With the constant stream of 90 degree days it is tough to believe that hunting season is just around the corner. Utah’s general big game archery season starts this weekend while the same season is still a couple weeks away in Idaho. Game bird seasons for grouse and dove also open soon. Dove season starts on Sept. 1 in Idaho and Utah. Grouse season starts on Sept. 1 in Utah, but is a couple days earlier in Idaho (August 30).

Hunters should have many opportunities to be successful this fall. Last winter was mild and the spring was sufficiently wet to promote vegetative growth that provided cover during the summer and food in the fall. In June I don’t know if we had a cloudy day. These conditions in combination should add up to high overwinter survival of adult animals and successful production of young.

Over the last couple weeks I have seen several does with twins as well as several female grouse and turkeys with decent size clutches. If the warm weather sticks around we may even have a few good weeks of dove hunting before these birds head south.

The lack of rain during June, July and August suggests that until the weather pattern changes, the best places to hunt big game will be around water. Many hunters already know this as many of the water holes I have visited recently have had trail cameras on them. So if you’re going to be successful hunting near water, you’ll need to find water that is at least a mile from the road or overlooked by other hunters. Grouse will also be around water but usually there is enough dew on the undergrowth to keep groups of these birds widely scattered.

Grouse season is a great time of year for you and your dog to get in shape. The mountainous terrain in which these birds live gives a hunter many chances to gain and lose elevation. If you have a local rifle tag for deer or elk, these hikes give you the opportunity to scout new territory. My favorite side benefit of grouse hunting is there are few game animals my family likes to eat more than these birds.

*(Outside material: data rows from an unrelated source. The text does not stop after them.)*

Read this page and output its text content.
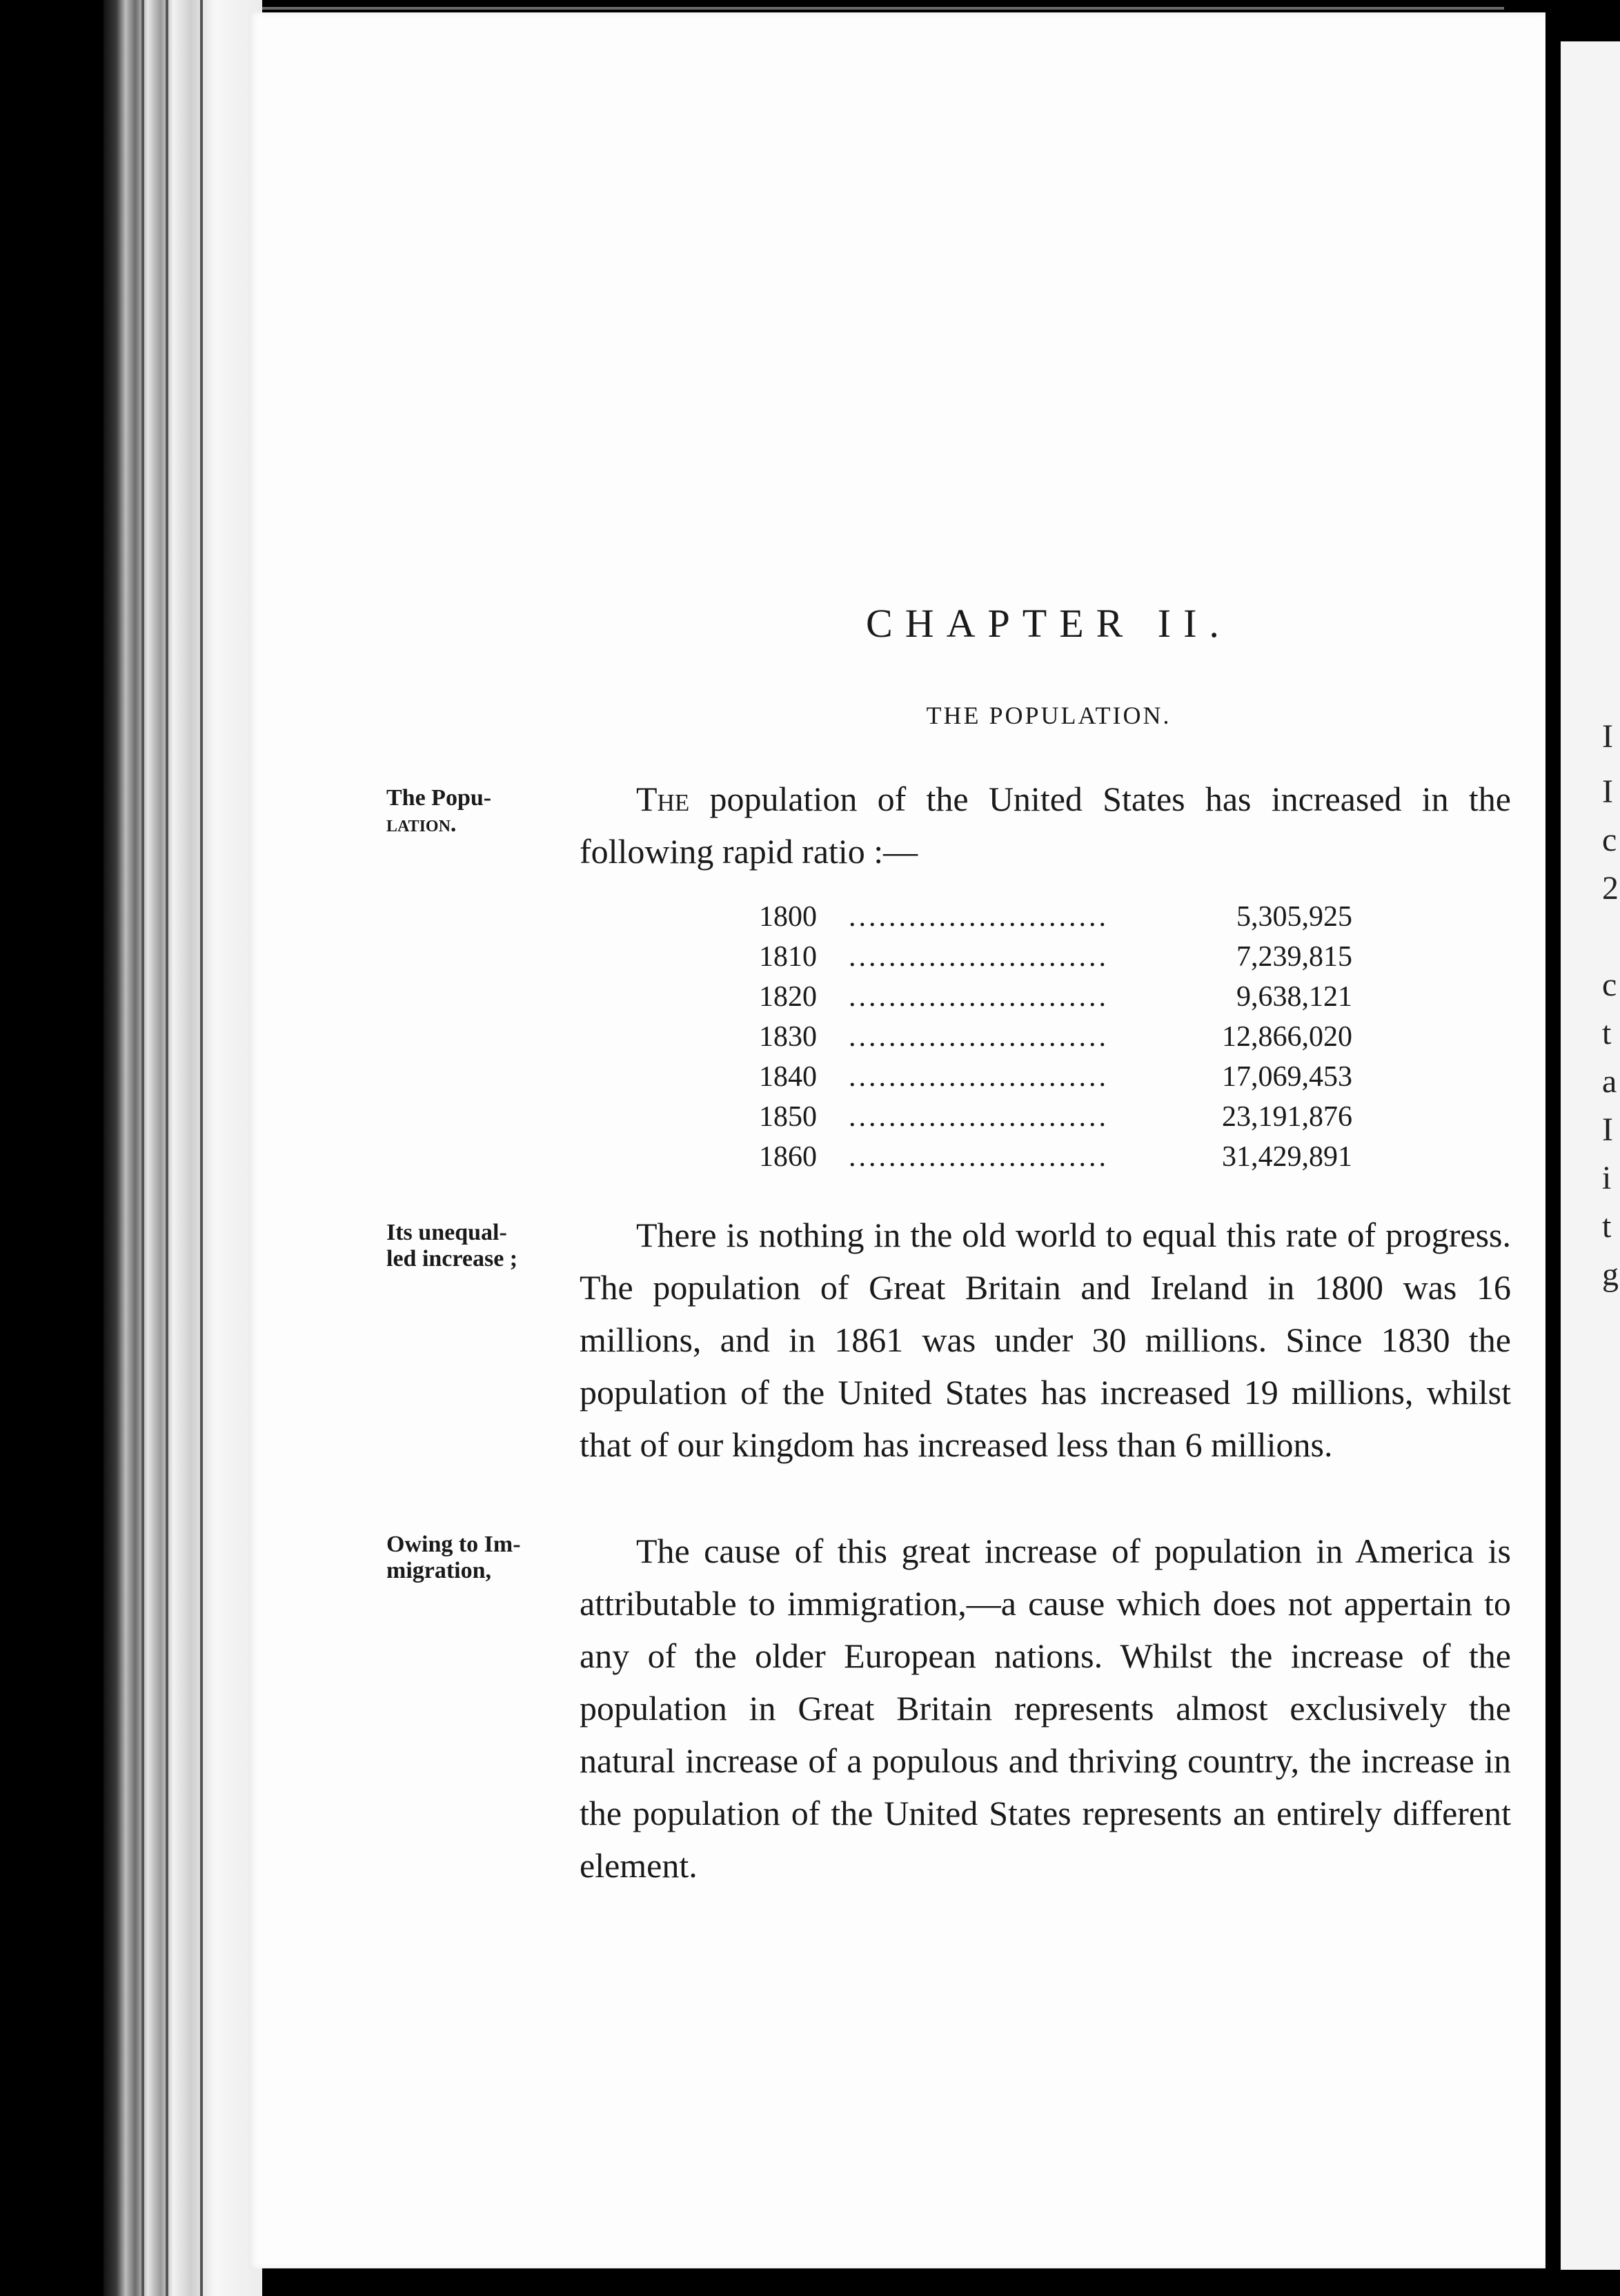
I
I
c
2
c
t
a
I
i
t
g
CHAPTER II.
THE POPULATION.
The Popu-
lation.
The population of the United States has increased in the following rapid ratio :—
1800	..........................	5,305,925
1810	..........................	7,239,815
1820	..........................	9,638,121
1830	..........................	12,866,020
1840	..........................	17,069,453
1850	..........................	23,191,876
1860	..........................	31,429,891
Its unequal-
led increase ;
There is nothing in the old world to equal this rate of progress. The population of Great Britain and Ireland in 1800 was 16 millions, and in 1861 was under 30 millions. Since 1830 the population of the United States has increased 19 millions, whilst that of our kingdom has increased less than 6 millions.
Owing to Im-
migration,
The cause of this great increase of population in America is attributable to immigration,—a cause which does not appertain to any of the older European nations. Whilst the increase of the population in Great Britain represents almost exclusively the natural increase of a populous and thriving country, the increase in the population of the United States represents an entirely different element.
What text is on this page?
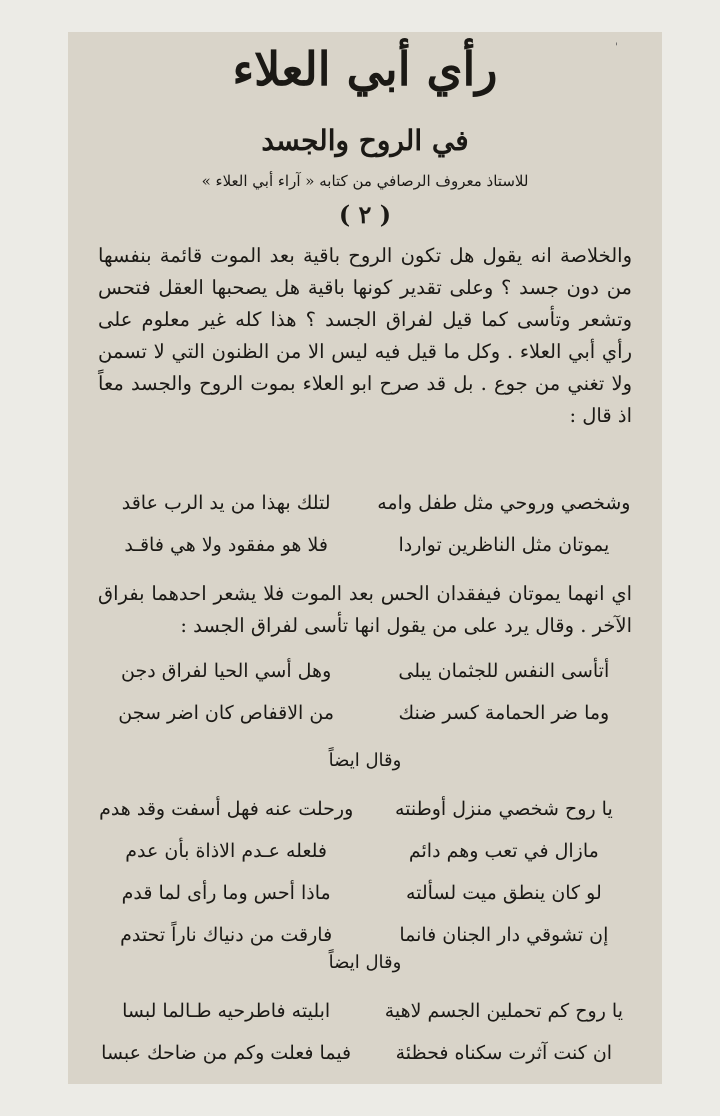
'
رأي أبي العلاء
في الروح والجسد
للاستاذ معروف الرصافي من كتابه « آراء أبي العلاء »
( ٢ )

والخلاصة انه يقول هل تكون الروح باقية بعد الموت قائمة بنفسها من دون جسد ؟ وعلى تقدير كونها باقية هل يصحبها العقل فتحس وتشعر وتأسى كما قيل لفراق الجسد ؟ هذا كله غير معلوم على رأي أبي العلاء . وكل ما قيل فيه ليس الا من الظنون التي لا تسمن ولا تغني من جوع . بل قد صرح ابو العلاء بموت الروح والجسد معاً اذ قال :

وشخصي وروحي مثل طفل وامه
لتلك بهذا من يد الرب عاقد
يموتان مثل الناظرين تواردا
فلا هو مفقود ولا هي فاقـد

اي انهما يموتان فيفقدان الحس بعد الموت فلا يشعر احدهما بفراق الآخر . وقال يرد على من يقول انها تأسى لفراق الجسد :

أتأسى النفس للجثمان يبلى
وهل أسي الحيا لفراق دجن
وما ضر الحمامة كسر ضنك
من الاقفاص كان اضر سجن
وقال ايضاً
يا روح شخصي منزل أوطنته
ورحلت عنه فهل أسفت وقد هدم
مازال في تعب وهم دائم
فلعله عـدم الاذاة بأن عدم
لو كان ينطق ميت لسألته
ماذا أحس وما رأى لما قدم
إن تشوقي دار الجنان فانما
فارقت من دنياك ناراً تحتدم
وقال ايضاً
يا روح كم تحملين الجسم لاهية
ابليته فاطرحيه طـالما لبسا
ان كنت آثرت سكناه فحظئة
فيما فعلت وكم من ضاحك عبسا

I do wish the couple days between when the seasons opened were the only differences in Utah’s and Idaho’s forest grouse season, but it isn’t. My reading of the Idaho regulations suggest forest grouse can be harvested with sticks, stones, sling shots, bows, shotguns and other firearms. In Utah the weapons of choice are bows and shotguns, but it appears that handguns large enough to shoot a half ounce load of pellets are also permitted. In Idaho you can’t use crossbow but in Utah you can. Not that these differences are a big issue, but it seems both states should allow all reasonable methods as long as a person has a license.

Hunting grouse in the heat of September usually means being afield in the morning while it is still cool. Hunting uphill in the morning is a good strategy as cold air drainage means the wind will be blowing downhill into the dog’s nose. If you don’t have a dog it is still helpful to work your way up hills as flushed birds often will often fly downhill and over your head presenting a great shot.

While I rarely hunt with more than one other person, if you hunt these birds without a dog it is best to bring several of your buddies. Doing so increase the likelihood one of the hunters will get close enough to panic a grouse into flight. If you flush a dusky grouse they often will settle in the nearest tree branch. If it is an evergreen, they can take a while to locate. In contrast, ruffed grouse will often fly ahead forty or fifty yards and land on the ground. So for these birds it is always good to hunt in the general direction of where these birds flew as you might be able to flush them again. Regardless of the species of grouse, be ready for delayed flushes that can occur if you wander into a group that includes this year’s fledglings.

The next few months are my favorite time of the year as hunting gives me the excuse to head to the forest, fields or marshlands with friends and family. I hope this time of year brings you and your family many opportunities to get outdoors.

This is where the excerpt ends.